Пыжик стукнул кулаком по столу:
— Нас пятеро, но среди членов экспедиции не должно быть ни одного труса. — Он мечтательно улыбнулся. — Хорошее название для кинокартины: «Пятеро смелых спасают грозу морей и четыре бороды». Ладно. Быть всем наготове. Объяснить Марго и Нине обстановку и будем… Да, будем ждать развития событий.
Когда мы уходили, я задержалась в передней, чтобы найти шарфик, который лежал у меня в кармане. И как только мы остались одни с Пыжиком, я спросила;
— Ты веришь, что всё это серьёзно?
Пыжик захохотал.
— Чудачка! А зачем тебе обязательно по-серьёзному всё?
— Мне кажется, кто-то разыгрывает нас!
— Ну и что? Ну и пусть! И разве неинтересно узнать, кто разыгрывает, почему разыгрывает и чего хотят от нас те, кто затеял такое дело? — Он приподнялся на цыпочках, обхватил пальцами горло и пропел, вращая глазами: «Вся на-а-аша жизнь игра-а-а!» — и, подтолкнув меня в бок, спросил: — Кто это сказал?
— По радио передают!
— Ну, и всё! Точка! Будем действовать! А потом разберёмся. Что мы теряем в конце концов?
Нина сразу согласилась войти в нашу экспедицию.
— Вообще-то, — сказала она, — все это чепуха! Но интересная чепуха! Я согласна!
Марго даже сама напросилась, когда узнала, что в экспедицию вошёл Леня Пыжик.
Но как только экспедиция была организована, Нептун и четыре бороды начали загадочно молчать. Это нас обеспокоило. Уж не случилось ли действительно что-нибудь серьёзное с этими моряками? Мы даже провели у Пыжика собрание членов экспедиции, чтобы лучше понять поведение Нептуна и его друзей. Мы просто не знали, что и подумать. Наконец слово взял Пыжик и сказал:
— Ничего страшного. Так во всех романах бывает. Сначала идёт всё непонятно, а потом выясняется постепенно, что к чему и для чего!
В ожидании новых известий от Нептуна, я вспомнила разговор с Марго о чертях и предложила ребятам всего класса организовать научный опыт. Конечно, все с радостью приняли предложение, потому что никто ещё ничего определённого не знал о чертях.

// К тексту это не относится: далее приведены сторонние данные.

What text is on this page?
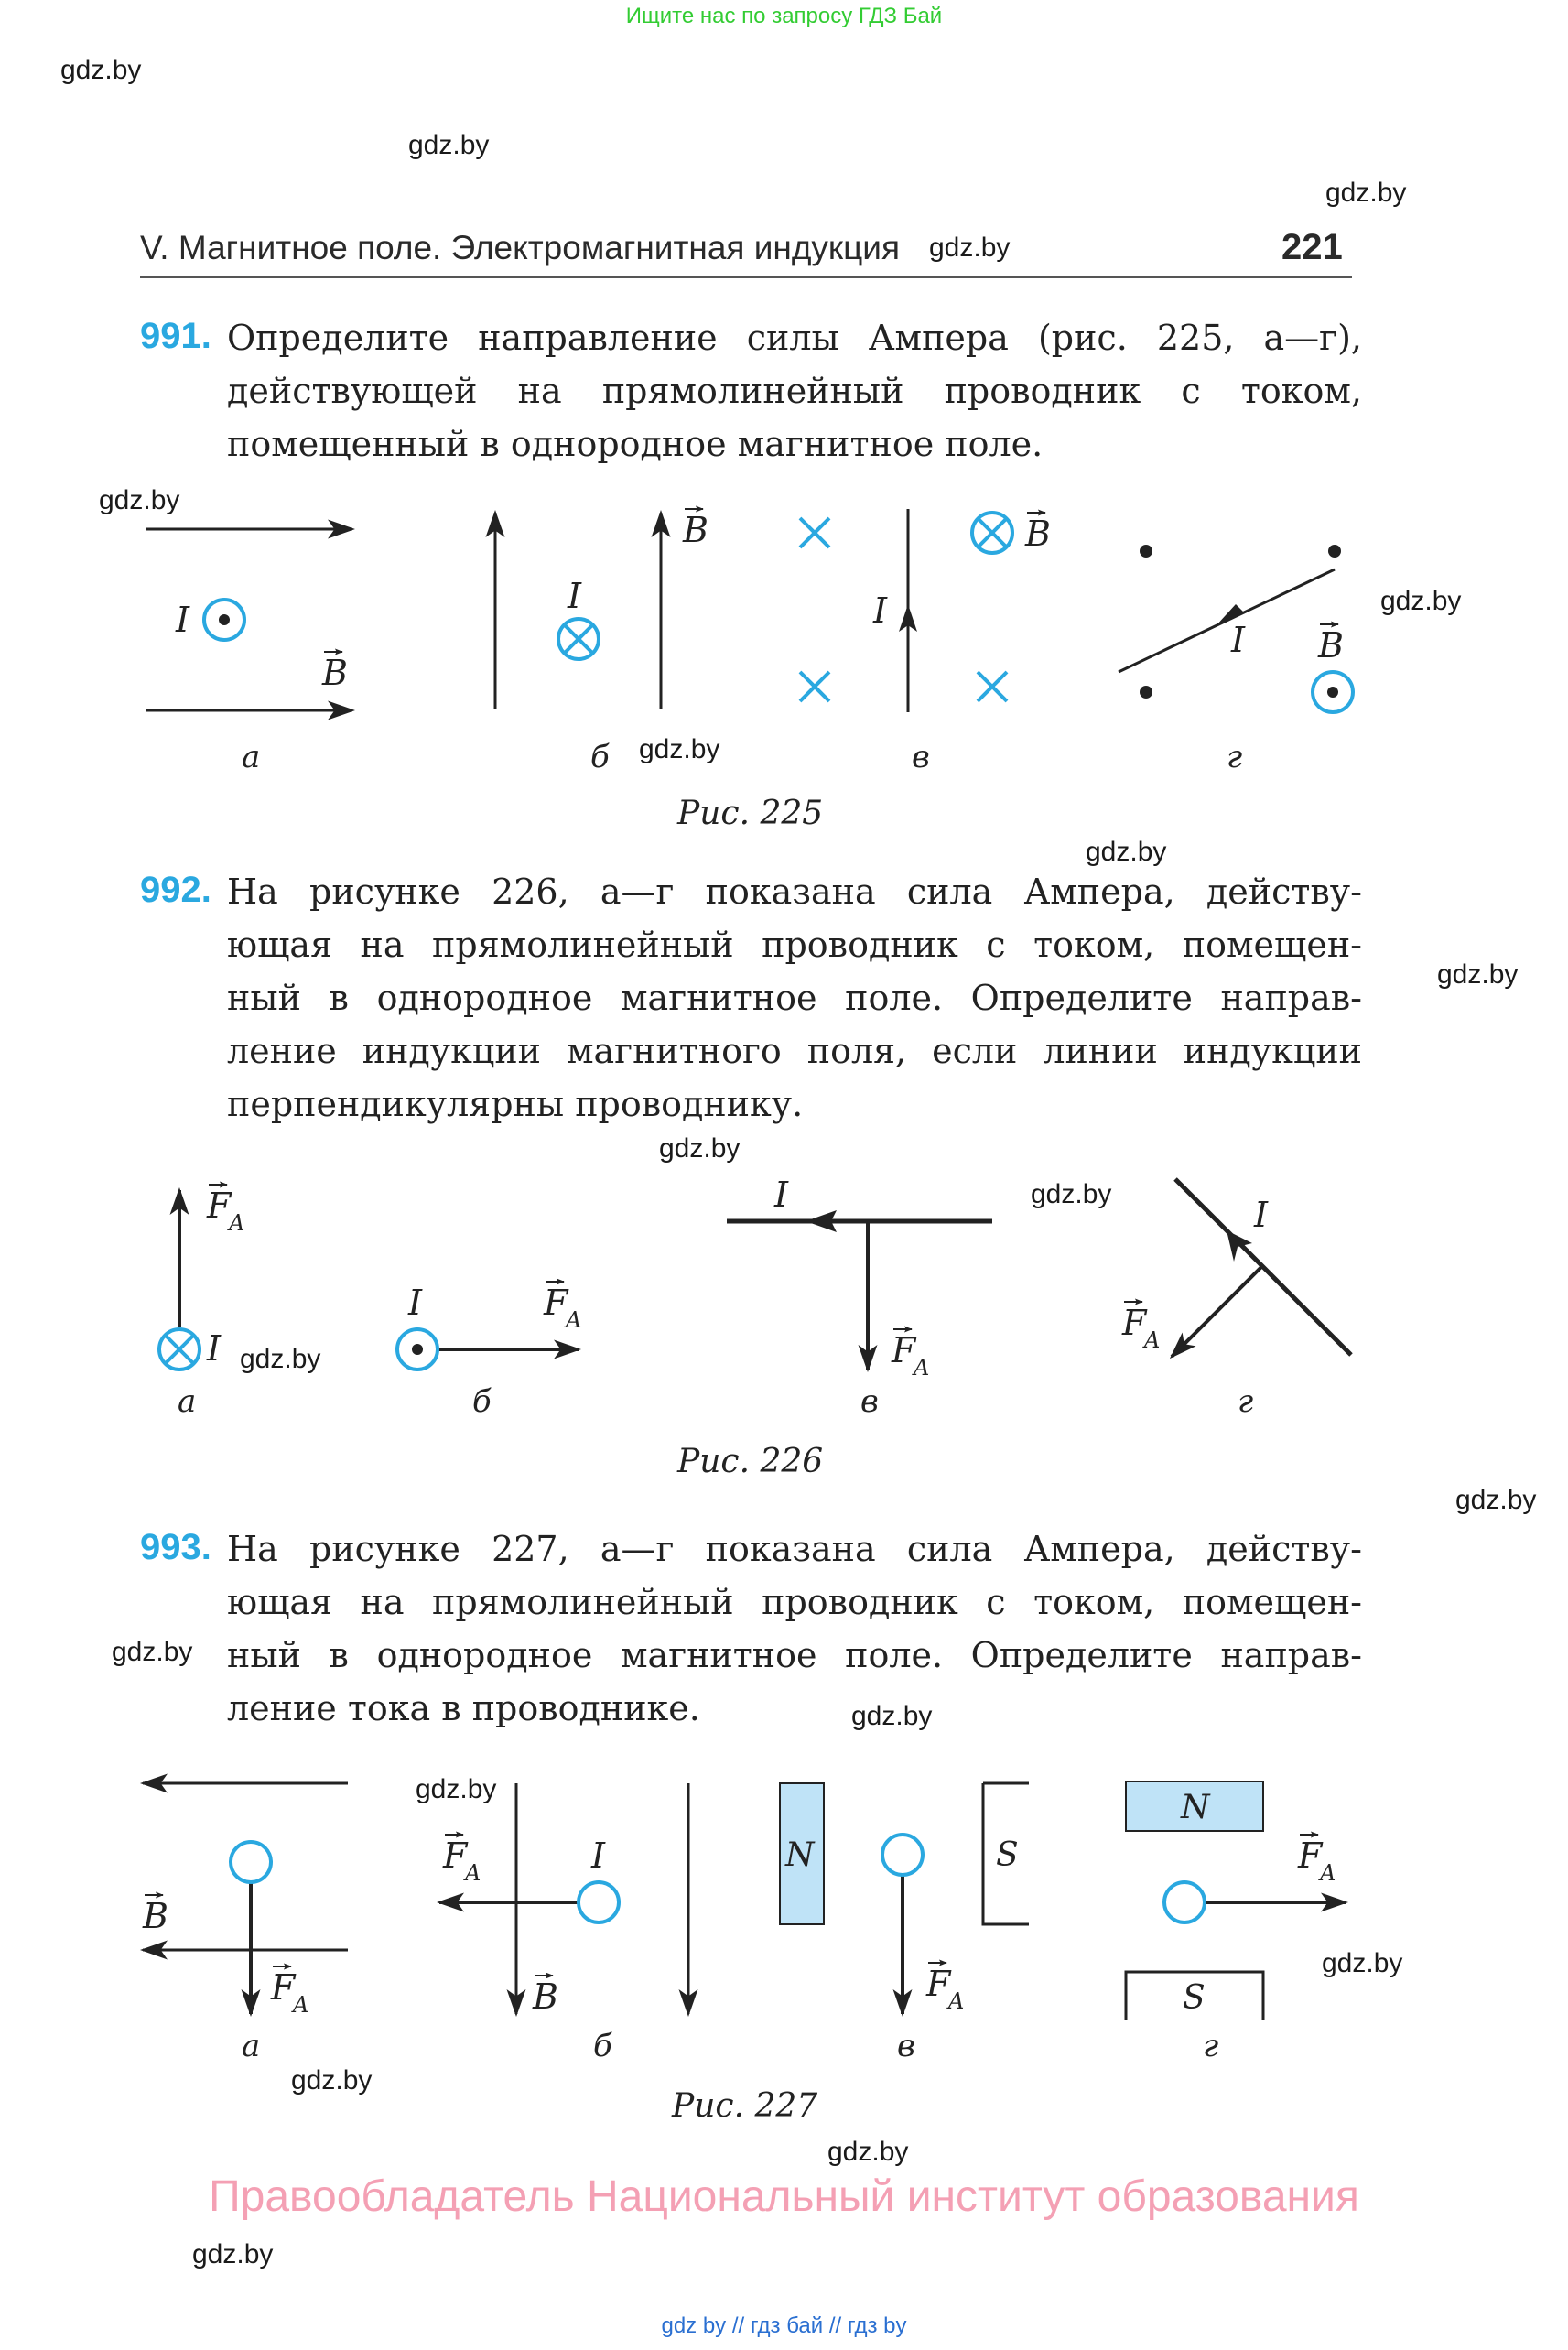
Ищите нас по запросу ГДЗ Бай
gdz.by
gdz.by
gdz.by
gdz.by
gdz.by
gdz.by
gdz.by
gdz.by
gdz.by
gdz.by
gdz.by
gdz.by
gdz.by
gdz.by
gdz.by
gdz.by
gdz.by
gdz.by
gdz.by
gdz.by
V. Магнитное поле. Электромагнитная индукция	221
991. Определите направление силы Ампера (рис. 225, а—г),
действующей на прямолинейный проводник с током,
помещенный в однородное магнитное поле.
I
B
а
I
B
б
I
B
в
I B
г
Рис. 225
992. На рисунке 226, а—г показана сила Ампера, действу-
ющая на прямолинейный проводник с током, помещен-
ный в однородное магнитное поле. Определите направ-
ление индукции магнитного поля, если линии индукции
перпендикулярны проводнику.
I
F
A
а
I	F
A
б
I
F
A
в
I
F
A
г
Рис. 226
993. На рисунке 227, а—г показана сила Ампера, действу-
ющая на прямолинейный проводник с током, помещен-
ный в однородное магнитное поле. Определите направ-
ление тока в проводнике.
B
F
A
а
I
F
A
B
б
N	S
F
A
в
N
S
F
A
г
Рис. 227
Правообладатель Национальный институт образования
gdz by // гдз бай // гдз by
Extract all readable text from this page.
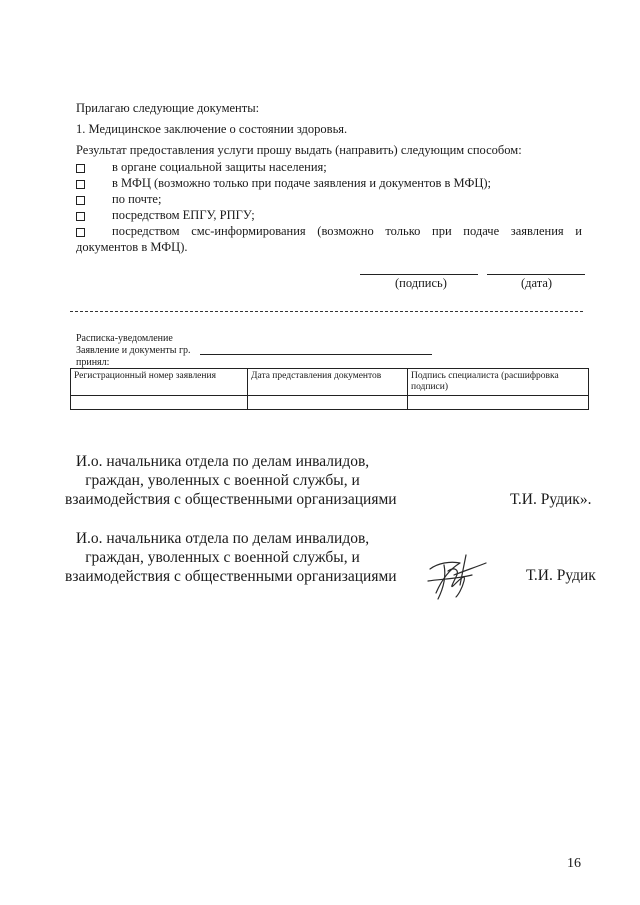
Прилагаю следующие документы:
1. Медицинское заключение о состоянии здоровья.
Результат предоставления услуги прошу выдать (направить) следующим способом:
в органе социальной защиты населения;
в МФЦ (возможно только при подаче заявления и документов в МФЦ);
по почте;
посредством ЕПГУ, РПГУ;
посредством смс-информирования (возможно только при подаче заявления и
документов в МФЦ).
(подпись)	(дата)
Расписка-уведомление
Заявление и документы гр.
принял:
Регистрационный номер заявления	Дата представления документов	Подпись специалиста (расшифровка подписи)

И.о. начальника отдела по делам инвалидов,
граждан, уволенных с военной службы, и
взаимодействия с общественными организациями	Т.И. Рудик».
И.о. начальника отдела по делам инвалидов,
граждан, уволенных с военной службы, и
взаимодействия с общественными организациями	Т.И. Рудик
16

Первым сегодня был у нас урок английского языка. Самый скучный, самый противный урок. Я терпеть не могу этот удивительно непонятный язык. Бестолковый он какой-то! Никак не поймёшь, когда нужно читать простую букву «а», как «а», а когда, как «э» и как «ей» и даже как «о». Не понимаю, для чего же называть буквы так, как они не произносятся?
А произношение?
Почему мы ещё не вывернули языки и не свернули скулы, — просто не понимаю.
Ясно, что уж если делать опыт с чертями, — так делать его нужно только на уроке английского языка. И мы с радостью стали готовиться к опыту, не подозревая даже, как грустно кончится наша затея.
И вот что произошло в этот день.
Перед английским все ребята отыскали на партах сучки, а когда Ольга Фёдоровна вошла в класс, мы зашептали: «Чёрт, чёрт, помоги! Чёрт, чёрт, отврати!»
Ольга Фёдоровна села.
Она очень нервная и всегда кричит на нас. Но никто её не боится. Ребята вообще не боятся учителей, которые кричат, а иногда мы даже нарочно «кипятим» их, потому что пока они накричатся, можно заняться своими делами. Ольгу Фёдоровну совсем не трудно вскипятить. Чтобы спасти других ребят от чтения, мы заранее договариваемся, кому кипятить её сегодня. И тот, кто в этот день спасает класс, притворяется болваном. Он начинает так произносить английские слова, что Ольга Фёдоровна краснеет от негодования, стучит по столу и поправляет, поправляет, поправляет.
Особенно бьётся она с нами, приучая всех твёрдо произносить «з» в окончаниях существительных множественного числа. А так как «с» не очень просто отличить от «з», ей приходится доходить до белого каления. По сто раз повторяет она с кем-нибудь одно слово, пока не услышит правильный ответ, а мы тем временем спокойно учим другие уроки, решаем задачи и вообще отдыхаем от английского языка.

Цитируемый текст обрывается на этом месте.